William the Outlaw
- First edition (23rd impression)
- Author: Richmal Crompton
- Illustrator: Thomas Henry
- Language: English
- Genre: Children's literature
- Publisher: Newnes
- Publication date: 1927
- Publication place: United Kingdom
- Media type: Print (hardback & paperback) & Audio book
- Followed by: William in Trouble

= William the Outlaw =

Book by Richmal Crompton

William the Outlaw is the seventh book in the Just William series by Richmal Crompton. It was first published in 1927.

==Stories==
- William the Outlaw—The Outlaws receive an unwanted lecture on geology.
- The Terrible Magician—The Outlaws believe that Mr. Galileo Simkins, a harmless amateur scientist, is really an evil sorcerer.

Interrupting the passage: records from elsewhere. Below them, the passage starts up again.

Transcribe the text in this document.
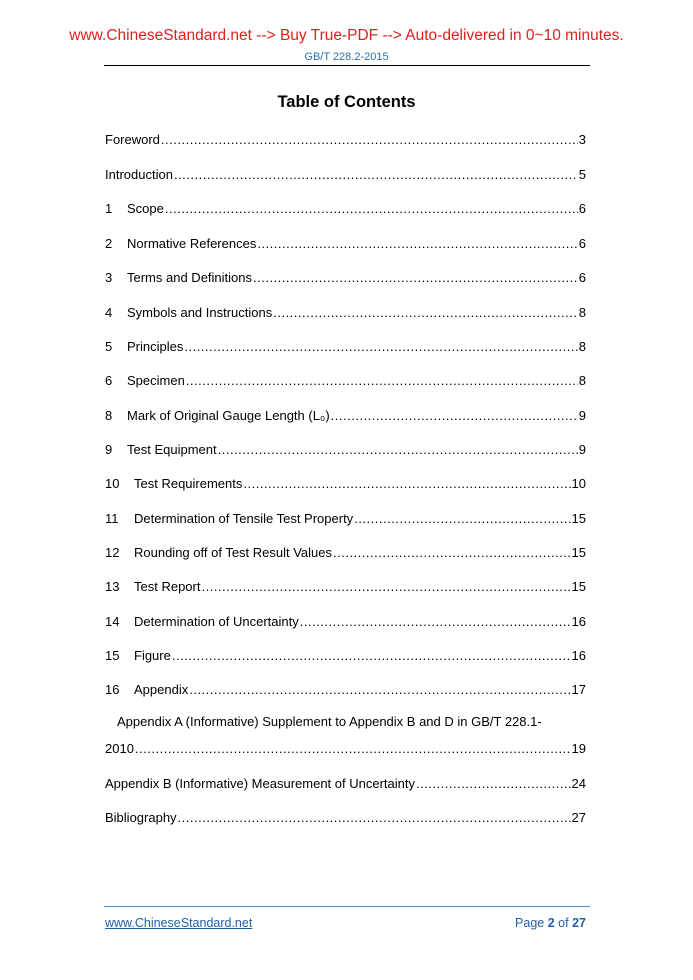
www.ChineseStandard.net --> Buy True-PDF --> Auto-delivered in 0~10 minutes.
GB/T 228.2-2015
Table of Contents
Foreword .....	3
Introduction .....	5
1	Scope .....	6
2	Normative References .....	6
3	Terms and Definitions .....	6
4	Symbols and Instructions .....	8
5	Principles .....	8
6	Specimen .....	8
8	Mark of Original Gauge Length (L₀) .....	9
9	Test Equipment .....	9
10	Test Requirements .....	10
11	Determination of Tensile Test Property .....	15
12	Rounding off of Test Result Values .....	15
13	Test Report .....	15
14	Determination of Uncertainty .....	16
15	Figure .....	16
16	Appendix .....	17
Appendix A (Informative) Supplement to Appendix B and D in GB/T 228.1-
2010 .....	19
Appendix B (Informative) Measurement of Uncertainty .....	24
Bibliography .....	27
www.ChineseStandard.net	Page 2 of 27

- Georgie and the Outlaws—The Outlaws' parents discover there is such a thing as a perfect child.
- William Plays Santa Claus—William is given the task of distributing Christmas presents at two separate parties.

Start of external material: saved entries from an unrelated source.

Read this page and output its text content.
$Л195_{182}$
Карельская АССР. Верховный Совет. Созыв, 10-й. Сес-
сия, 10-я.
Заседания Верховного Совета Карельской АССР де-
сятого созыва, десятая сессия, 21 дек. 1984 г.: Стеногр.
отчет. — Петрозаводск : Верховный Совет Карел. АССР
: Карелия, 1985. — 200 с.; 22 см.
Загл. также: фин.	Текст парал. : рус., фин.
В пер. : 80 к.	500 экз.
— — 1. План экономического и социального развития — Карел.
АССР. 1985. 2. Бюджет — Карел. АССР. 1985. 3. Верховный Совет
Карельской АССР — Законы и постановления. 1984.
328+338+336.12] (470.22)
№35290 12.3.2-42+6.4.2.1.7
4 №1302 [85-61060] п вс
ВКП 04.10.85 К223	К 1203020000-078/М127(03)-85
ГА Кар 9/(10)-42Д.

- William and the White Elephants—The literal-minded William is thrilled to be put in charge of a white elephant stall - until he learns what a "white elephant" actually is.
- Finding a School for William—Horrified that Mr Cranthorpe-Cranborough, a headmaster, intends to send him away to his boarding school, William sets out to sabotage the plan.

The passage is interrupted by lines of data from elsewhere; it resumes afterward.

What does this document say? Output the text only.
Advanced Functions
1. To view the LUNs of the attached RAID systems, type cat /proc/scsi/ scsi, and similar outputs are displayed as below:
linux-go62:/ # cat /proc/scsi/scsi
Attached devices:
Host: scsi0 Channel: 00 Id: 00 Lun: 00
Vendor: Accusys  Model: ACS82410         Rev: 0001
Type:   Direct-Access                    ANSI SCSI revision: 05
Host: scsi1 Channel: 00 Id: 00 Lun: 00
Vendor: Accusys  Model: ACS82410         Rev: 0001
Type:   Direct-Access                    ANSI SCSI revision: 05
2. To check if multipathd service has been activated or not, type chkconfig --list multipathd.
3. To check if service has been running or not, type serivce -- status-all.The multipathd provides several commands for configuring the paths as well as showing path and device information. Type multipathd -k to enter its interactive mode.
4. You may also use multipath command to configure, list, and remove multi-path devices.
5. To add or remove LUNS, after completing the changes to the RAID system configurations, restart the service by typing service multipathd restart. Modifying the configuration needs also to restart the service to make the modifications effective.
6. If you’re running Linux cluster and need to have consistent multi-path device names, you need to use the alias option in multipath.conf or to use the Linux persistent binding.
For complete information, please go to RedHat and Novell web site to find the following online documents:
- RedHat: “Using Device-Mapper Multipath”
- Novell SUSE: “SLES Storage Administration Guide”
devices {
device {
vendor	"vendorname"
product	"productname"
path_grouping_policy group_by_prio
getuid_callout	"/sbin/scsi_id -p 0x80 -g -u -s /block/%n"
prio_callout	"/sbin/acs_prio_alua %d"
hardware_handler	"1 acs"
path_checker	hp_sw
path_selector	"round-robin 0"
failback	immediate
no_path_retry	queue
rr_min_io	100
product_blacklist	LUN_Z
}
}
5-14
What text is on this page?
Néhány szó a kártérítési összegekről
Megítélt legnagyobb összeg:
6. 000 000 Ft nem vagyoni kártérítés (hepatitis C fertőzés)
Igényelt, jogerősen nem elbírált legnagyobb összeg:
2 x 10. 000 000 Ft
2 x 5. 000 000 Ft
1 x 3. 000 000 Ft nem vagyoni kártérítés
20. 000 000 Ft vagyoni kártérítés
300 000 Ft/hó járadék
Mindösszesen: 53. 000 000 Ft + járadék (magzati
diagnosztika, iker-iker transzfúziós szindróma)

- The Stolen Whistle—William annoys the entire neighborhood with his new dog-whistle.
- William Finds a Job—The Outlaws meet a little girl who claims her father is out of work. They attempt to find him a job - as an artist's model.
- William's Busy Day—A caving expedition leads William into strange territory.
- William is Hypnotised—William takes revenge on the school sneak.